Open the workspace "Import work" page (/w/[workspace]/import) and run the four-step wizard: pick the tool, choose or create a destination project, paste the tool's access key plus its locator fields, then review and press Start import. For a CSV, go through a project's List toolbar ("Import CSV") and use the "From CSV" tab instead.

Which tools can Utter import from?

Six live connectors: Jira (Cloud only), Trello, ClickUp, monday.com, Linear, and Asana. On top of those you can import a CSV by paste or file upload, plus a "Sample data" helper that creates 5 example tasks with no token. GitHub, Notion, Basecamp, and Azure DevOps are not supported.

Does importing keep a live sync with my old tool?

No. This is a one-way snapshot. Utter uses a temporary token for the single run and discards it, so there is no two-way mirror and no ongoing connection. Later changes in the source tool do not flow into Utter.

Why did some of my imported issues come in unassigned?

Assignees only stick when the person's email matches an existing member of your Utter workspace. Non-member emails are dropped and the issue is created unassigned. Utter does not invite or create users during import, so invite your team first, then import.

What does not carry over during a service import?

Custom fields, checklists, sprints, and comment history do not import from service connectors, and subtask hierarchy is flattened to plain tasks. Attachments come in as links only (Trello), not copied files. Titles, descriptions, statuses, priorities, assignees, labels, and due dates do carry over.

How do I map my CSV columns to Utter fields?
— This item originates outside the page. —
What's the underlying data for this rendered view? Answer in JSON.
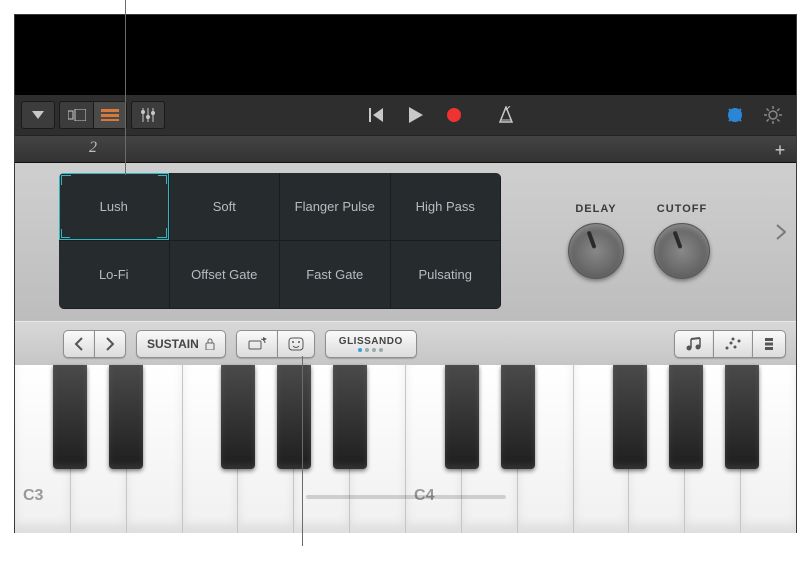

On the project import page's "From CSV" tab, Utter auto-detects common header names and gives each column a dropdown you can remap to one of 11 fields (Title is required). A live preflight shows Ready rows versus Will skip, plus a 20-row preview, so you can fix the mapping before importing.

How many rows can I import at once?

CSV imports are capped at 1,000 rows per file (10 MB limit); larger files import only the first 1,000 rows. Service imports run inline up to 500 rows in dev, or in the background up to a plan ceiling: Free 1,000, Pro 10,000, Business 50,000, which is the hard ceiling.

Why isn't my CSV import showing in the Recent imports list?

That is expected. The Recent imports list only tracks service and tool imports. CSV imports show their own inline completion summary (Created, Skipped, Total, and the created issue keys) instead of appearing in that list.